Architecture context of the component WP5-16-AIT

The component can be viewed as a collection of libraries implementing protocols (e.g., secure channel establishment with strong security or privacy-friendly entity authentication) and typically replaces or augments other existing cryptographic primitives (e.g., basic mechanisms in the transport layer security (TLS) protocol). It runs on the Vehicle (VehicleCom), where it is intended to be used together with the “Secure Element” (SE) module to provide stronger security features (i.e., realize secret key operations within the SE).
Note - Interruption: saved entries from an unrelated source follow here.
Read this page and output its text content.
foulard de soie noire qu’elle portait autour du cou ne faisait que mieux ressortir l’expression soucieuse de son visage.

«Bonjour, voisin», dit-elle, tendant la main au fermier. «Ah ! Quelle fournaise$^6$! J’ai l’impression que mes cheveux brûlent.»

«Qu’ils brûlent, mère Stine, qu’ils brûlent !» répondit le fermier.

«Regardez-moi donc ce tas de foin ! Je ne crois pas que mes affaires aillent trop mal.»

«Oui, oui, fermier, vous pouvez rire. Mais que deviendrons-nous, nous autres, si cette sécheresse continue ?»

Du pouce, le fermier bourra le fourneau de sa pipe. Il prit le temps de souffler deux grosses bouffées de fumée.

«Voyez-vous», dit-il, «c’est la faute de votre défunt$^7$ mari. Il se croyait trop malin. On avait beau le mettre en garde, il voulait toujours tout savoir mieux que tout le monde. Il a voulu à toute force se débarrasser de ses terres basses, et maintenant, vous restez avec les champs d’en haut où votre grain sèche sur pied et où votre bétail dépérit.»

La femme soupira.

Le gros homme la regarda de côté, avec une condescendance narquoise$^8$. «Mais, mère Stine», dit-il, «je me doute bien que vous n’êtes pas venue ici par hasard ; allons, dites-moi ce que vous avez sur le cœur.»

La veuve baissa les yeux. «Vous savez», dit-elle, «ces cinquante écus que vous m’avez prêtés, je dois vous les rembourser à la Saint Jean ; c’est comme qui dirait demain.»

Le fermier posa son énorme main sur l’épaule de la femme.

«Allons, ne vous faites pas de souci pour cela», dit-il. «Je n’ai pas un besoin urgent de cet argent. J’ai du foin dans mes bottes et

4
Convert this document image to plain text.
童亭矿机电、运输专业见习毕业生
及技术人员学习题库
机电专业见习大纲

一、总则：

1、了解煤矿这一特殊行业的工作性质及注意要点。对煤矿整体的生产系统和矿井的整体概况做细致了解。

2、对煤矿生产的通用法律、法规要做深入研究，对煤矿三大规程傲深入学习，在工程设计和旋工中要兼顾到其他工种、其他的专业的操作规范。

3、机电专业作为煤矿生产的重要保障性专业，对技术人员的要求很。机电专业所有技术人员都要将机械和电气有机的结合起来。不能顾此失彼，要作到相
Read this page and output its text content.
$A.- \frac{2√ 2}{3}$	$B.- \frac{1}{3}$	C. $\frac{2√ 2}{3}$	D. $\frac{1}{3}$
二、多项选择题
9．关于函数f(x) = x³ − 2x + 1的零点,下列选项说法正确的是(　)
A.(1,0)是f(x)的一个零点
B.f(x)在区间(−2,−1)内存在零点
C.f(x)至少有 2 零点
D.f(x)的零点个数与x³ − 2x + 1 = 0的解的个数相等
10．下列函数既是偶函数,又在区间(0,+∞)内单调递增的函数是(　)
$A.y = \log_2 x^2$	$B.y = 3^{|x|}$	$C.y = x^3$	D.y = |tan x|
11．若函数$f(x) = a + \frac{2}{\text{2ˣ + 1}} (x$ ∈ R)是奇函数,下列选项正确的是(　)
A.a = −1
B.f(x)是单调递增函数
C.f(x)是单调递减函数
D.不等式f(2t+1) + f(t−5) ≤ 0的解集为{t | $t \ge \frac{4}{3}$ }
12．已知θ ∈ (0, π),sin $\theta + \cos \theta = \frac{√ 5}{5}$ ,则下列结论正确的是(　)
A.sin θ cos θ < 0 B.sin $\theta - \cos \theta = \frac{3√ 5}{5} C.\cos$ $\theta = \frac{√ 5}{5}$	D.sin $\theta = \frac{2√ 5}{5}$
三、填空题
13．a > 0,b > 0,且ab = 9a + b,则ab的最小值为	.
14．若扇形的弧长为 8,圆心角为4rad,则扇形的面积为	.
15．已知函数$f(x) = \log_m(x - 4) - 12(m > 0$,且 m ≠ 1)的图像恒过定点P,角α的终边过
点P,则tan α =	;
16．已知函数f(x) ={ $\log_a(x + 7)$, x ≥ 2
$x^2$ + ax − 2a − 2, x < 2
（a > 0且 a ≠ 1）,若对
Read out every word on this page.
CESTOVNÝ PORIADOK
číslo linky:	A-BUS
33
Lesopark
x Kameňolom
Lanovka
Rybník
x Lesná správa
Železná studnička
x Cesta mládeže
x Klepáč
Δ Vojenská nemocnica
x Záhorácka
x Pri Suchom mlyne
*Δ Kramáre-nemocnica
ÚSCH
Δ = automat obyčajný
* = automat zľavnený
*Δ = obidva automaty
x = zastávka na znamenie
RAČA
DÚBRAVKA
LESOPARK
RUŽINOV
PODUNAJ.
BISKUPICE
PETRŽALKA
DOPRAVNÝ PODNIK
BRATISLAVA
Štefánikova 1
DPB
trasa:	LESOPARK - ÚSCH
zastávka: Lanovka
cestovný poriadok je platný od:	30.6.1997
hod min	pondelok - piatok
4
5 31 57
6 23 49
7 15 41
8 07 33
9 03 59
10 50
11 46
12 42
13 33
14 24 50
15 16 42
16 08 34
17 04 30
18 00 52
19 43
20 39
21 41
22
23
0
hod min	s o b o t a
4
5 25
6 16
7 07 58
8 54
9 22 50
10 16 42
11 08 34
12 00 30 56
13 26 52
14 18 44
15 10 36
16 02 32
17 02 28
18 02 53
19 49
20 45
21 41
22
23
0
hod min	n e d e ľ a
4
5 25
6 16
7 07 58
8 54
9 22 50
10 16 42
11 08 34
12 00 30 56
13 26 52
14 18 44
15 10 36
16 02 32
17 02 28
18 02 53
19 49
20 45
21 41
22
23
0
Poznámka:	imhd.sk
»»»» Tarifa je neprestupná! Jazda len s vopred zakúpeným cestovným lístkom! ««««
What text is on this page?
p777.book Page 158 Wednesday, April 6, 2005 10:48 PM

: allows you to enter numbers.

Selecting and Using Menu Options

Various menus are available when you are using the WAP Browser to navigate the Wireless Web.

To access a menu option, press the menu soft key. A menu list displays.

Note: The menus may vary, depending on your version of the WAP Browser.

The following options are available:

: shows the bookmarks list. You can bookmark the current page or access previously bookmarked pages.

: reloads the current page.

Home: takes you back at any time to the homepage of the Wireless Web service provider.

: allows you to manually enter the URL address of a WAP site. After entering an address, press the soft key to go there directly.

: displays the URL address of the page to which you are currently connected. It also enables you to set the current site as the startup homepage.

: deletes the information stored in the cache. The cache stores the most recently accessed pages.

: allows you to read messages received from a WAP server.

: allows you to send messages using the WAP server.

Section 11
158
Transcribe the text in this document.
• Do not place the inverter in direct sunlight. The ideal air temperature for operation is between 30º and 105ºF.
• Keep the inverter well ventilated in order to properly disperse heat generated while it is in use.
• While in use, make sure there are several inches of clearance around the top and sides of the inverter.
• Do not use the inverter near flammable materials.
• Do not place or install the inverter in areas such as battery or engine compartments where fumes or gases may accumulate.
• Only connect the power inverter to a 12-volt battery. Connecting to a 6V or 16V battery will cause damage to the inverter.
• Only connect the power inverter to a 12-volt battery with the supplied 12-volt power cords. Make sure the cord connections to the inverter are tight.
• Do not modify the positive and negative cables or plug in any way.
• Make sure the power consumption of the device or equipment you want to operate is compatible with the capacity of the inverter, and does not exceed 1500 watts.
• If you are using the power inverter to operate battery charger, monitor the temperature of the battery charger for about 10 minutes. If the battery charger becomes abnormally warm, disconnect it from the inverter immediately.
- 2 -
It also runs on the GroundStation and in combination it is possible for the Vehicle and the GroundStation to establish a secure communication (confidential and authenticated).

The core features our component was focusing on can be summarized as follows:

(Low-latency) Key-exchange protocols: Our key-exchange protocols to achieve low latency (zero round-trip time, 0-RTT) together with strong security properties are built upon so called puncturable encryption schemes (or key encapsulation mechanisms).

Privacy-preserving authentication: Depending on the required degree of privacy (only with respect to eavesdroppers or even communication partners like the base station), we focused on protocols either obtained from anonymous (authenticated) key-exchange protocols or primitives underlying anonymous attribute-based credentials or group signature schemes.

Internals and technologies

For the implementation of our component, we require a few external libraries:

A pairing implementation, for which we rely on the popular and highly optimized open-source pairing library RELIC6. This choice is done for multiple reasons: (1) it includes implementation of currently recommended pairing-friendly curves such as BLS12-381, (2) includes optimizations for desktop and server CPUs as well as embedded CPUs such as ARM and AVR processors, and (3) allows to configure memory handling suitable for the target platform.

The pyrelic library7 which provides Python bindings for the popular and highly optimized open-source pairing library RELIC.

OpenSSL8, as one of the most used libraries for TLS which also provides TLS 1.3 support.

Our library that implements the secure channel establishment has finally been integrated into OpenSSL and our library for privacy-preserving authentication has been integrated into the pyrelic library. More details can be found in Deliverables D5.5 and D5.6.

As our evaluation platform we use a Raspberry Pi 3 Model B powered by a quad-core ARM Cortex-A53 1200 MHz processor and has 1 GB SDRAM.